Em abril de 2007, a Arcos Dourados, uma empresa formada pela Capital International Private Equity Fund, Gávea Investimentos e DJL South American Partner, comprou a licença da marca McDonald’s em 18 países da América Latina e Caribe. Com faturamento de US$ 2,3 bilhões, a nova operadora tratou de acelerar os planos de expansão da rede, anunciando investimentos de US$ 350 milhões em toda região nos próximos três anos. A nova estrutura, liderada pelo empresário colombiano Woods Staton e sediada em Buenos Aires (Argentina), afetou diretamente a TI de cada uma das divisões da AL. Elas vão trabalhar a unificação de suas principais aplicações. Um desafio que o diretor de TI para o Brasil, Roberto Galdieri, está disposto a vencer.
InformationWeek Brasil – Como a nova formação afeta a TI?
Roberto Galdieri – Temos o desafio de fazer com que a TI da América Latina seja única. Até agosto de 2007, eu respondia diretamente para a diretora de TI da AL, que era norte-americana. Havia uma estrutura nos Estados Unidos que fazia o gerenciamento da região e as áreas atuavam de forma mais independente – com seu time e seus sistemas, mas compartilhando as melhores práticas. Agora, trabalhamos de forma mais integrada e respondendo para o CIO da AL (Luciano Parola) e, inclusive, unificando as principais aplicações.

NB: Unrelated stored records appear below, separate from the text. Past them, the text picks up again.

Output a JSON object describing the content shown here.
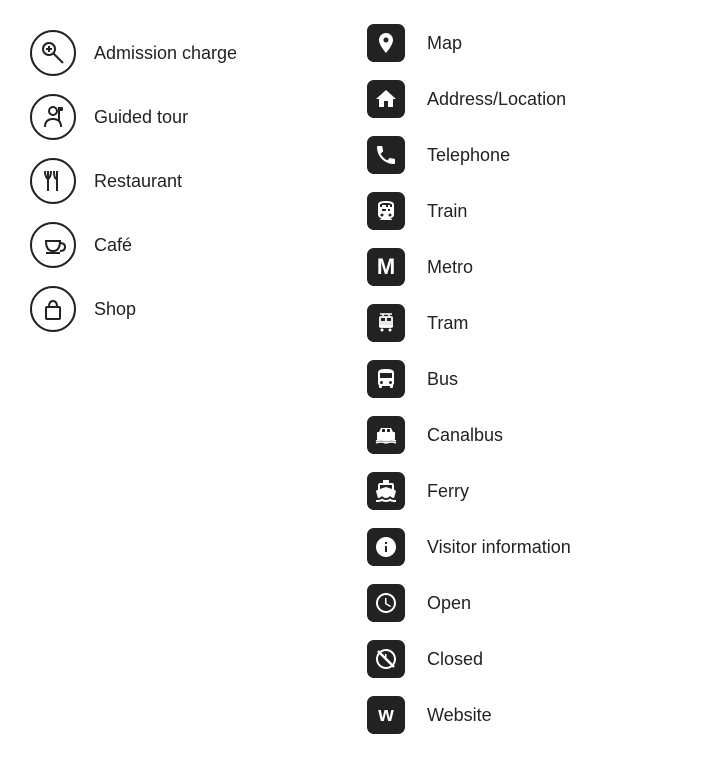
{
  "left_items": [
    {
      "id": "admission-charge",
      "label": "Admission charge",
      "icon_type": "circle",
      "icon": "admission"
    },
    {
      "id": "guided-tour",
      "label": "Guided tour",
      "icon_type": "circle",
      "icon": "guided-tour"
    },
    {
      "id": "restaurant",
      "label": "Restaurant",
      "icon_type": "circle",
      "icon": "restaurant"
    },
    {
      "id": "cafe",
      "label": "Café",
      "icon_type": "circle",
      "icon": "cafe"
    },
    {
      "id": "shop",
      "label": "Shop",
      "icon_type": "circle",
      "icon": "shop"
    }
  ],
  "right_items": [
    {
      "id": "map",
      "label": "Map",
      "icon_type": "square",
      "icon": "map"
    },
    {
      "id": "address",
      "label": "Address/Location",
      "icon_type": "square",
      "icon": "address"
    },
    {
      "id": "telephone",
      "label": "Telephone",
      "icon_type": "square",
      "icon": "telephone"
    },
    {
      "id": "train",
      "label": "Train",
      "icon_type": "square",
      "icon": "train"
    },
    {
      "id": "metro",
      "label": "Metro",
      "icon_type": "square",
      "icon": "metro"
    },
    {
      "id": "tram",
      "label": "Tram",
      "icon_type": "square",
      "icon": "tram"
    },
    {
      "id": "bus",
      "label": "Bus",
      "icon_type": "square",
      "icon": "bus"
    },
    {
      "id": "canalbus",
      "label": "Canalbus",
      "icon_type": "square",
      "icon": "canalbus"
    },
    {
      "id": "ferry",
      "label": "Ferry",
      "icon_type": "square",
      "icon": "ferry"
    },
    {
      "id": "visitor-info",
      "label": "Visitor information",
      "icon_type": "square",
      "icon": "visitor-info"
    },
    {
      "id": "open",
      "label": "Open",
      "icon_type": "square",
      "icon": "open"
    },
    {
      "id": "closed",
      "label": "Closed",
      "icon_type": "square",
      "icon": "closed"
    },
    {
      "id": "website",
      "label": "Website",
      "icon_type": "square",
      "icon": "website"
    }
  ]
}
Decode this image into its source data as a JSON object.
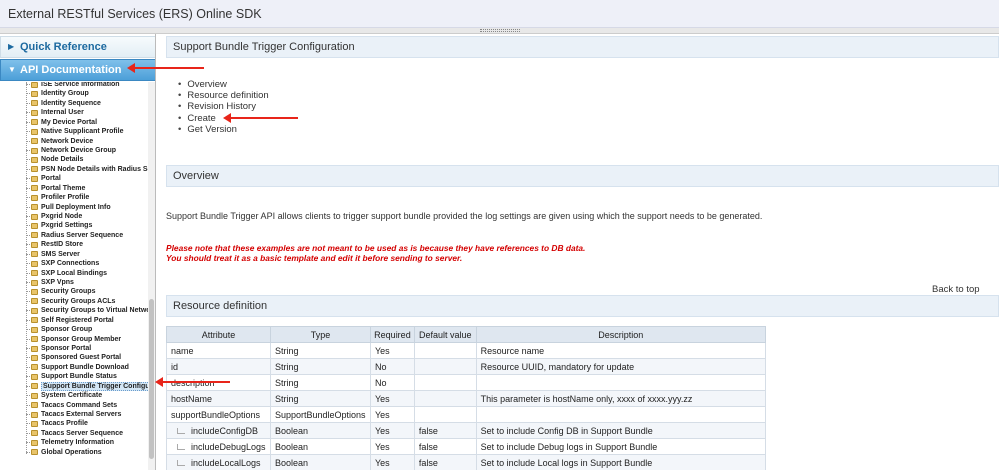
{
  "window": {
    "title": "External RESTful Services (ERS) Online SDK"
  },
  "sidebar": {
    "quick_reference": "Quick Reference",
    "api_documentation": "API Documentation",
    "tree_items": [
      "ISE Service Information",
      "Identity Group",
      "Identity Sequence",
      "Internal User",
      "My Device Portal",
      "Native Supplicant Profile",
      "Network Device",
      "Network Device Group",
      "Node Details",
      "PSN Node Details with Radius Se",
      "Portal",
      "Portal Theme",
      "Profiler Profile",
      "Pull Deployment Info",
      "Pxgrid Node",
      "Pxgrid Settings",
      "Radius Server Sequence",
      "RestID Store",
      "SMS Server",
      "SXP Connections",
      "SXP Local Bindings",
      "SXP Vpns",
      "Security Groups",
      "Security Groups ACLs",
      "Security Groups to Virtual Netwo",
      "Self Registered Portal",
      "Sponsor Group",
      "Sponsor Group Member",
      "Sponsor Portal",
      "Sponsored Guest Portal",
      "Support Bundle Download",
      "Support Bundle Status",
      "Support Bundle Trigger Configur",
      "System Certificate",
      "Tacacs Command Sets",
      "Tacacs External Servers",
      "Tacacs Profile",
      "Tacacs Server Sequence",
      "Telemetry Information",
      "Global Operations"
    ],
    "selected_index": 32
  },
  "content": {
    "page_title": "Support Bundle Trigger Configuration",
    "toc": [
      "Overview",
      "Resource definition",
      "Revision History",
      "Create",
      "Get Version"
    ],
    "overview_header": "Overview",
    "overview_text": "Support Bundle Trigger API allows clients to trigger support bundle provided the log settings are given using which the support needs to be generated.",
    "warning_line1": "Please note that these examples are not meant to be used as is because they have references to DB data.",
    "warning_line2": "You should treat it as a basic template and edit it before sending to server.",
    "back_to_top": "Back to top",
    "resource_header": "Resource definition",
    "table": {
      "headers": [
        "Attribute",
        "Type",
        "Required",
        "Default value",
        "Description"
      ],
      "rows": [
        {
          "attribute": "name",
          "type": "String",
          "required": "Yes",
          "default": "",
          "description": "Resource name",
          "sub": false
        },
        {
          "attribute": "id",
          "type": "String",
          "required": "No",
          "default": "",
          "description": "Resource UUID, mandatory for update",
          "sub": false
        },
        {
          "attribute": "description",
          "type": "String",
          "required": "No",
          "default": "",
          "description": "",
          "sub": false
        },
        {
          "attribute": "hostName",
          "type": "String",
          "required": "Yes",
          "default": "",
          "description": "This parameter is hostName only, xxxx of xxxx.yyy.zz",
          "sub": false
        },
        {
          "attribute": "supportBundleOptions",
          "type": "SupportBundleOptions",
          "required": "Yes",
          "default": "",
          "description": "",
          "sub": false
        },
        {
          "attribute": "includeConfigDB",
          "type": "Boolean",
          "required": "Yes",
          "default": "false",
          "description": "Set to include Config DB in Support Bundle",
          "sub": true
        },
        {
          "attribute": "includeDebugLogs",
          "type": "Boolean",
          "required": "Yes",
          "default": "false",
          "description": "Set to include Debug logs in Support Bundle",
          "sub": true
        },
        {
          "attribute": "includeLocalLogs",
          "type": "Boolean",
          "required": "Yes",
          "default": "false",
          "description": "Set to include Local logs in Support Bundle",
          "sub": true
        }
      ]
    }
  },
  "annotation_color": "#e8251a"
}
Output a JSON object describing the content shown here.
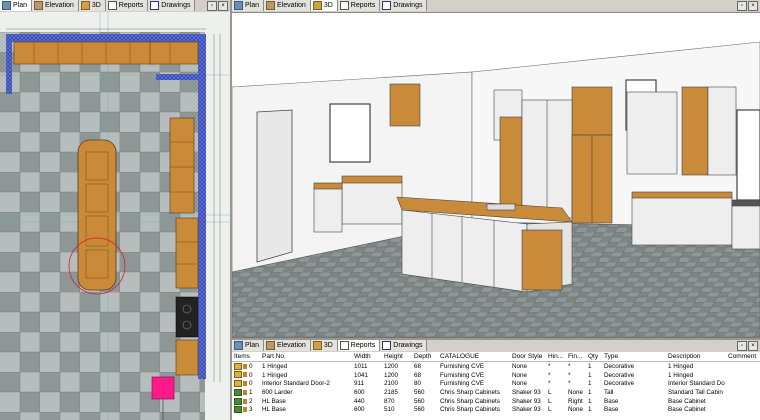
{
  "tabs": {
    "plan": "Plan",
    "elevation": "Elevation",
    "view3d": "3D",
    "reports": "Reports",
    "drawings": "Drawings"
  },
  "icons": {
    "plan": "plan-icon",
    "elevation": "elevation-icon",
    "view3d": "3d-icon",
    "reports": "reports-icon",
    "drawings": "drawings-icon"
  },
  "colors": {
    "wall": "#3d4db8",
    "cabinet": "#c98a3a",
    "floor_tile_dark": "#8f9696",
    "floor_tile_light": "#b7bcbc",
    "handle": "#ff1a8c"
  },
  "report": {
    "columns": [
      "Items",
      "Part No.",
      "Width",
      "Height",
      "Depth",
      "CATALOGUE",
      "Door Style",
      "Hin...",
      "Fin...",
      "Qty",
      "Type",
      "Description",
      "Comment"
    ],
    "rows": [
      {
        "item": "0",
        "part": "1 Hinged",
        "width": "1011",
        "height": "1200",
        "depth": "68",
        "catalogue": "Furnishing CVE",
        "door": "None",
        "hin": "*",
        "fin": "*",
        "qty": "1",
        "type": "Decorative",
        "desc": "1 Hinged",
        "comment": ""
      },
      {
        "item": "0",
        "part": "1 Hinged",
        "width": "1041",
        "height": "1200",
        "depth": "68",
        "catalogue": "Furnishing CVE",
        "door": "None",
        "hin": "*",
        "fin": "*",
        "qty": "1",
        "type": "Decorative",
        "desc": "1 Hinged",
        "comment": ""
      },
      {
        "item": "0",
        "part": "Interior Standard Door-2",
        "width": "911",
        "height": "2100",
        "depth": "80",
        "catalogue": "Furnishing CVE",
        "door": "None",
        "hin": "*",
        "fin": "*",
        "qty": "1",
        "type": "Decorative",
        "desc": "Interior Standard Do",
        "comment": ""
      },
      {
        "item": "1",
        "part": "600 Larder",
        "width": "600",
        "height": "2185",
        "depth": "560",
        "catalogue": "Chris Sharp Cabinets",
        "door": "Shaker 93",
        "hin": "L",
        "fin": "None",
        "qty": "1",
        "type": "Tall",
        "desc": "Standard Tall Cabin",
        "comment": ""
      },
      {
        "item": "2",
        "part": "HL Base",
        "width": "440",
        "height": "870",
        "depth": "560",
        "catalogue": "Chris Sharp Cabinets",
        "door": "Shaker 93",
        "hin": "L",
        "fin": "Right",
        "qty": "1",
        "type": "Base",
        "desc": "Base Cabinet",
        "comment": ""
      },
      {
        "item": "3",
        "part": "HL Base",
        "width": "600",
        "height": "510",
        "depth": "560",
        "catalogue": "Chris Sharp Cabinets",
        "door": "Shaker 93",
        "hin": "L",
        "fin": "None",
        "qty": "1",
        "type": "Base",
        "desc": "Base Cabinet",
        "comment": ""
      }
    ]
  }
}
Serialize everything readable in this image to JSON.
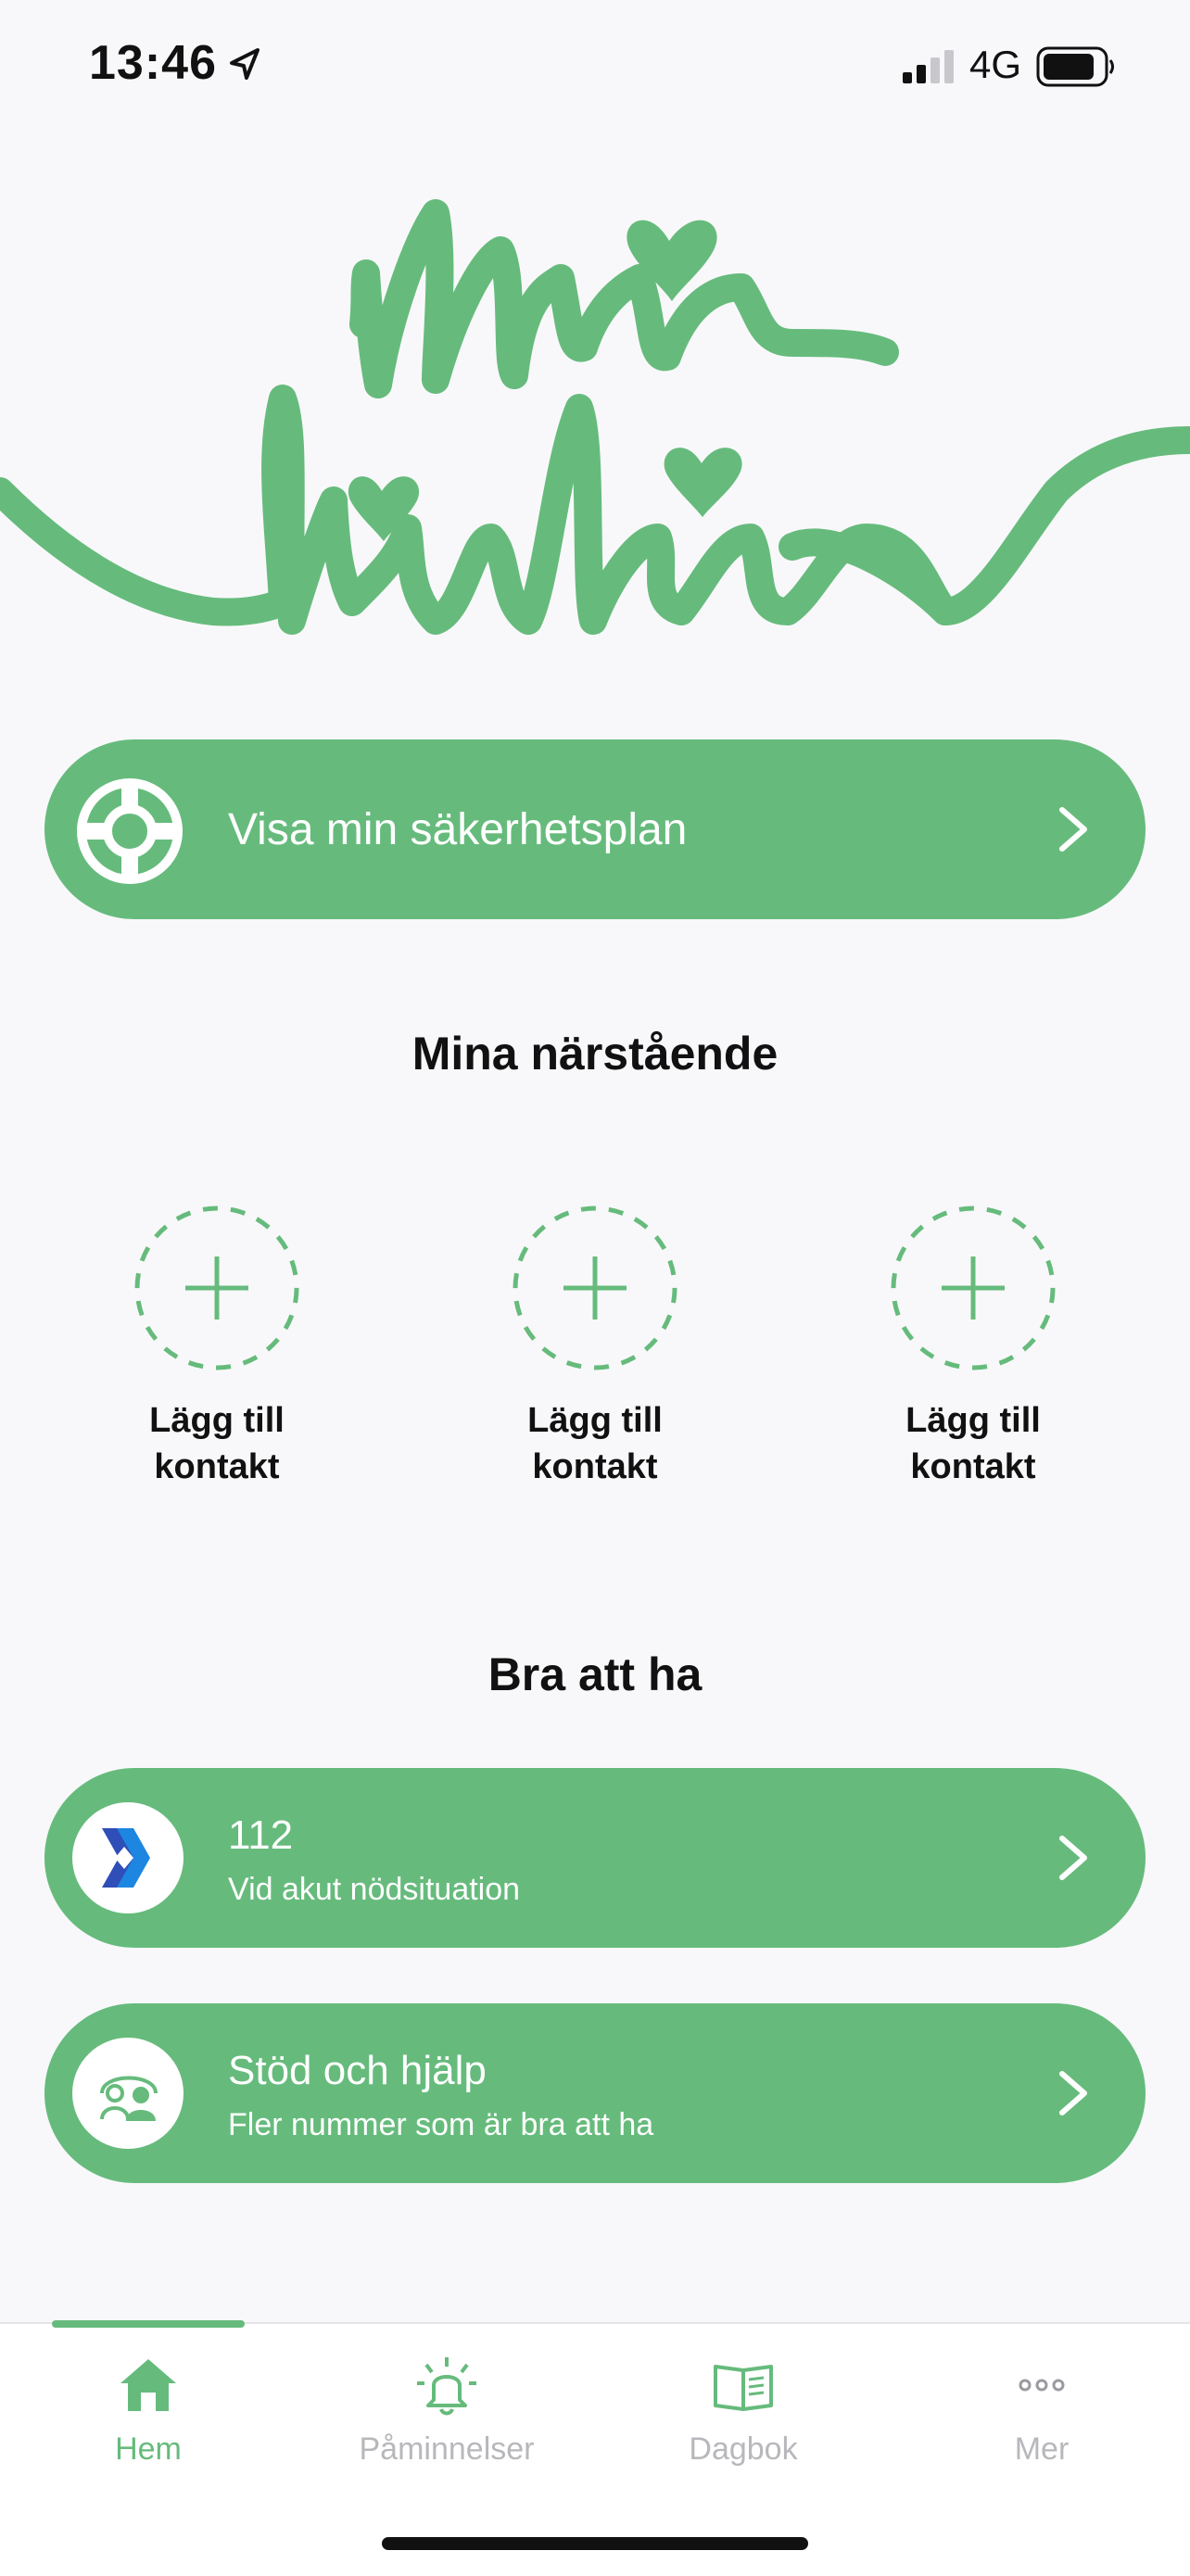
{
  "status_bar": {
    "time": "13:46",
    "network": "4G"
  },
  "logo": {
    "text": "Min livlina"
  },
  "safety_plan": {
    "label": "Visa min säkerhetsplan"
  },
  "contacts": {
    "heading": "Mina närstående",
    "items": [
      {
        "line1": "Lägg till",
        "line2": "kontakt"
      },
      {
        "line1": "Lägg till",
        "line2": "kontakt"
      },
      {
        "line1": "Lägg till",
        "line2": "kontakt"
      }
    ]
  },
  "good_to_have": {
    "heading": "Bra att ha",
    "items": [
      {
        "title": "112",
        "subtitle": "Vid akut nödsituation",
        "icon": "sos-alarm-icon"
      },
      {
        "title": "Stöd och hjälp",
        "subtitle": "Fler nummer som är bra att ha",
        "icon": "support-people-icon"
      }
    ]
  },
  "tabs": [
    {
      "label": "Hem",
      "icon": "home-icon",
      "active": true
    },
    {
      "label": "Påminnelser",
      "icon": "bell-icon",
      "active": false
    },
    {
      "label": "Dagbok",
      "icon": "book-icon",
      "active": false
    },
    {
      "label": "Mer",
      "icon": "more-icon",
      "active": false
    }
  ],
  "colors": {
    "accent": "#66bb7c",
    "background": "#f8f8fa",
    "inactive": "#b8b8bc"
  }
}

IWB – O que está na agenda para este ano?
Galdieri – O grande projeto de unificação é do sistema de administração de pessoal de restaurante – as lojas vão receber um sistema baseado na web. Estamos em fase de implantação. A Argentina e a Venezuela já estão usando, e o Brasil passará a usar a partir de 2008. Hoje, toda a administração de pessoal dos restaurantes é feita com BPO. Os restaurantes preenchem um monte de papéis e mandam para uma empresa fazer os inputs de dados. Com o sistema web, o gerente de restaurante poderá fazer automaticamente estas modificações. Vamos economizar em back office e diminuir o erro.
IWB – Quais são os impactos da unificação dos sistemas para a companhia?
Galdieri – Ganho com a redução do time to market de novas soluções ou novos serviços por ter uma base única. E os custos de on going, normalmente, ficam mais baratos, porque tenho uma plataforma unifica para administrar, um conjunto de aplicações e um serviço que está padronizado.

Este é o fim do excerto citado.